Research Interests
Research
in my lab is focused on several overlapping aspects of plant morphological
evolution: the role of development in the evolution and expression
of phenotypic plasticity, architectural (positional) variation
among plant metamers, and the evolutionary diversification of plant
sexual systems. Both experimental and comparative developmental
approaches are used to examine these issues.
Phenotypic
plasticity
Plasticity
of morphological characters is an inherently developmental phenomenon.
Nevertheless, the role of development in the evolution and expression
of phenotypic plasticity has been virtually ignored. This research
has two primary foci: 1) identification of developmental constraints
on the potential for expression of phenotypic plasticity, and 2)

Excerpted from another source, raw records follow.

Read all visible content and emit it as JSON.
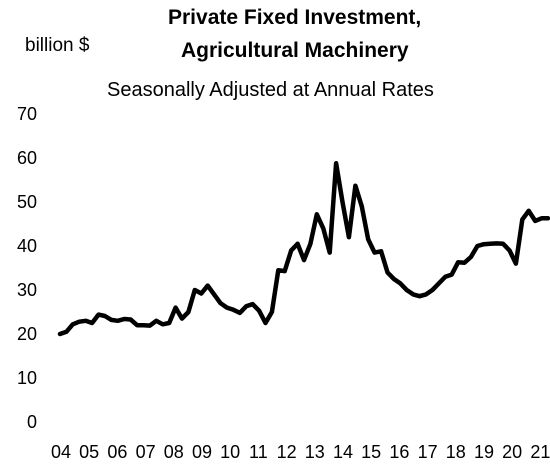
{
  "chart_data": {
    "type": "line",
    "title": "Private Fixed Investment,",
    "title_line2": "Agricultural Machinery",
    "subtitle": "Seasonally Adjusted at Annual Rates",
    "ylabel": "billion $",
    "xlabel": "",
    "ylim": [
      0,
      70
    ],
    "y_ticks": [
      0,
      10,
      20,
      30,
      40,
      50,
      60,
      70
    ],
    "x_tick_labels": [
      "04",
      "05",
      "06",
      "07",
      "08",
      "09",
      "10",
      "11",
      "12",
      "13",
      "14",
      "15",
      "16",
      "17",
      "18",
      "19",
      "20",
      "21"
    ],
    "grid": false,
    "legend": "none",
    "line_color": "#000000",
    "series": [
      {
        "values": [
          20.0,
          20.5,
          22.2,
          22.8,
          23.0,
          22.5,
          24.4,
          24.1,
          23.2,
          23.0,
          23.4,
          23.3,
          22.0,
          22.0,
          21.9,
          23.0,
          22.2,
          22.5,
          26.0,
          23.5,
          25.0,
          30.0,
          29.2,
          31.0,
          29.0,
          27.0,
          26.0,
          25.5,
          24.8,
          26.3,
          26.8,
          25.3,
          22.5,
          25.0,
          34.5,
          34.3,
          39.0,
          40.5,
          36.8,
          40.5,
          47.2,
          44.0,
          38.5,
          58.8,
          50.0,
          42.0,
          53.7,
          49.0,
          41.5,
          38.5,
          38.8,
          34.0,
          32.5,
          31.5,
          30.0,
          29.0,
          28.6,
          29.0,
          30.0,
          31.5,
          33.0,
          33.5,
          36.3,
          36.2,
          37.5,
          40.0,
          40.4,
          40.5,
          40.6,
          40.5,
          39.0,
          36.0,
          46.0,
          48.0,
          45.7,
          46.3,
          46.3
        ]
      }
    ]
  }
}
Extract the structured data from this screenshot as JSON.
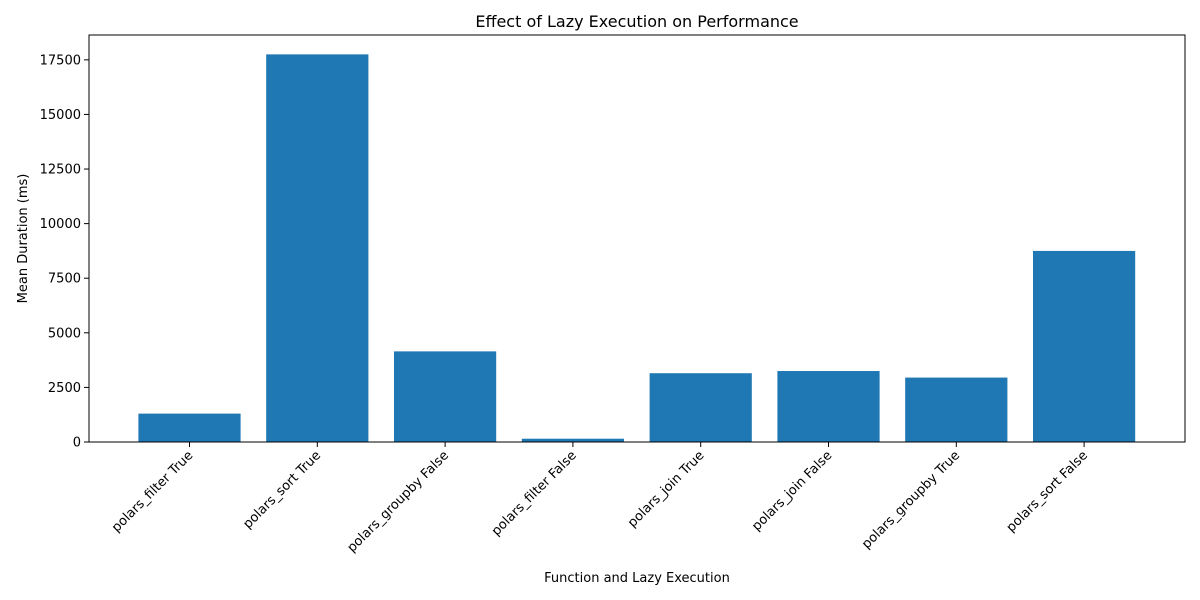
{
  "chart_data": {
    "type": "bar",
    "title": "Effect of Lazy Execution on Performance",
    "xlabel": "Function and Lazy Execution",
    "ylabel": "Mean Duration (ms)",
    "categories": [
      "polars_filter True",
      "polars_sort True",
      "polars_groupby False",
      "polars_filter False",
      "polars_join True",
      "polars_join False",
      "polars_groupby True",
      "polars_sort False"
    ],
    "values": [
      1300,
      17750,
      4150,
      150,
      3150,
      3250,
      2950,
      8750
    ],
    "ylim": [
      0,
      18637.5
    ],
    "yticks": [
      0,
      2500,
      5000,
      7500,
      10000,
      12500,
      15000,
      17500
    ],
    "grid": false,
    "legend": "none",
    "bar_color": "#1f77b4"
  }
}
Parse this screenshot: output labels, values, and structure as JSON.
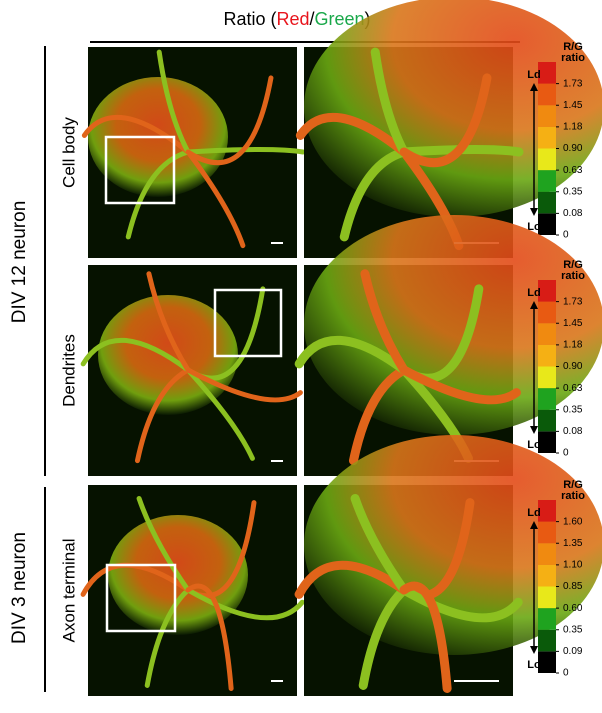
{
  "header": {
    "parts": [
      "Ratio (",
      "Red",
      "/",
      "Green",
      ")"
    ]
  },
  "groups": [
    {
      "label": "DIV 12 neuron"
    },
    {
      "label": "DIV 3 neuron"
    }
  ],
  "rows": [
    {
      "label": "Cell body",
      "colorbar": {
        "title": [
          "R/G",
          "ratio"
        ],
        "high": "Ld",
        "low": "Lo",
        "ticks": [
          "1.73",
          "1.45",
          "1.18",
          "0.90",
          "0.63",
          "0.35",
          "0.08",
          "0"
        ]
      }
    },
    {
      "label": "Dendrites",
      "colorbar": {
        "title": [
          "R/G",
          "ratio"
        ],
        "high": "Ld",
        "low": "Lo",
        "ticks": [
          "1.73",
          "1.45",
          "1.18",
          "0.90",
          "0.63",
          "0.35",
          "0.08",
          "0"
        ]
      }
    },
    {
      "label": "Axon terminal",
      "colorbar": {
        "title": [
          "R/G",
          "ratio"
        ],
        "high": "Ld",
        "low": "Lo",
        "ticks": [
          "1.60",
          "1.35",
          "1.10",
          "0.85",
          "0.60",
          "0.35",
          "0.09",
          "0"
        ]
      }
    }
  ]
}
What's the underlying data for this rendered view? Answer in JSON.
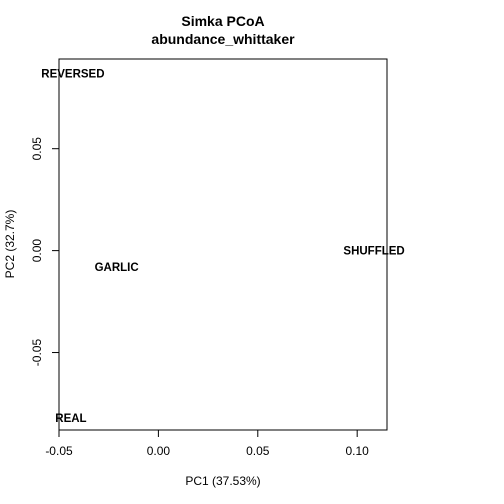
{
  "chart_data": {
    "type": "scatter",
    "title": "Simka PCoA",
    "subtitle": "abundance_whittaker",
    "xlabel": "PC1 (37.53%)",
    "ylabel": "PC2 (32.7%)",
    "xlim": [
      -0.05,
      0.115
    ],
    "ylim": [
      -0.088,
      0.094
    ],
    "xticks": [
      {
        "value": -0.05,
        "label": "-0.05"
      },
      {
        "value": 0.0,
        "label": "0.00"
      },
      {
        "value": 0.05,
        "label": "0.05"
      },
      {
        "value": 0.1,
        "label": "0.10"
      }
    ],
    "yticks": [
      {
        "value": -0.05,
        "label": "-0.05"
      },
      {
        "value": 0.0,
        "label": "0.00"
      },
      {
        "value": 0.05,
        "label": "0.05"
      }
    ],
    "points": [
      {
        "label": "REVERSED",
        "x": -0.043,
        "y": 0.087
      },
      {
        "label": "SHUFFLED",
        "x": 0.1085,
        "y": 0.0
      },
      {
        "label": "GARLIC",
        "x": -0.021,
        "y": -0.008
      },
      {
        "label": "REAL",
        "x": -0.044,
        "y": -0.082
      }
    ],
    "grid": false,
    "legend": "none"
  }
}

construction of developmental models to distinguish between true
phenotypic plasticity and architectural effects on phenotypic expression
in metameric organisms. I have shown that the developmental fate
of meristems and primordia is contingent upon the ontogenetic milieu
in which they are initiated (ontogenetic contingency). Both past
responses to the environment (plasticity) and positional information
(architecture) affect the final phenotype of each developing structure.
Architecture
Because
plants are composed of repeating metameric units, there is a persistent
underlying assumption that all metamers should be inherently phenotypically
similar. As a consequence, much intra-individual phenotypic variation
among metamers is interpreted as plastic responses to temporal
changes in the internal or external environment. Experimental work
has detected significant, repeatable variation among metamers that
is inherent in plant axes; positional variation is the rule, rather
than the exception. Positional variation not only affects our interpretation
of underlying controls on development (especially epigenetic factors),
it may also provide the raw material for evolutionary
diversification of metamers within axes.
Sexual
Systems
Plants
possess a diversity of sexual systems, ranging from hermaphroditism
to monoecy to dioecy. Although the selective advantages of the
various plant sexual systems have been studied extensively, the
developmental transformations that underlie the origin and diversification
of most sexual systems are unknown. Recent work has focused on
andromonoecy, a sexual system in which individual plants bear both
hermaphroditic and staminate flowers. Comparisons of andromonoecious
taxa with hermaphroditic outgroups are underway to identify the
developmental antecedents of this sexual system.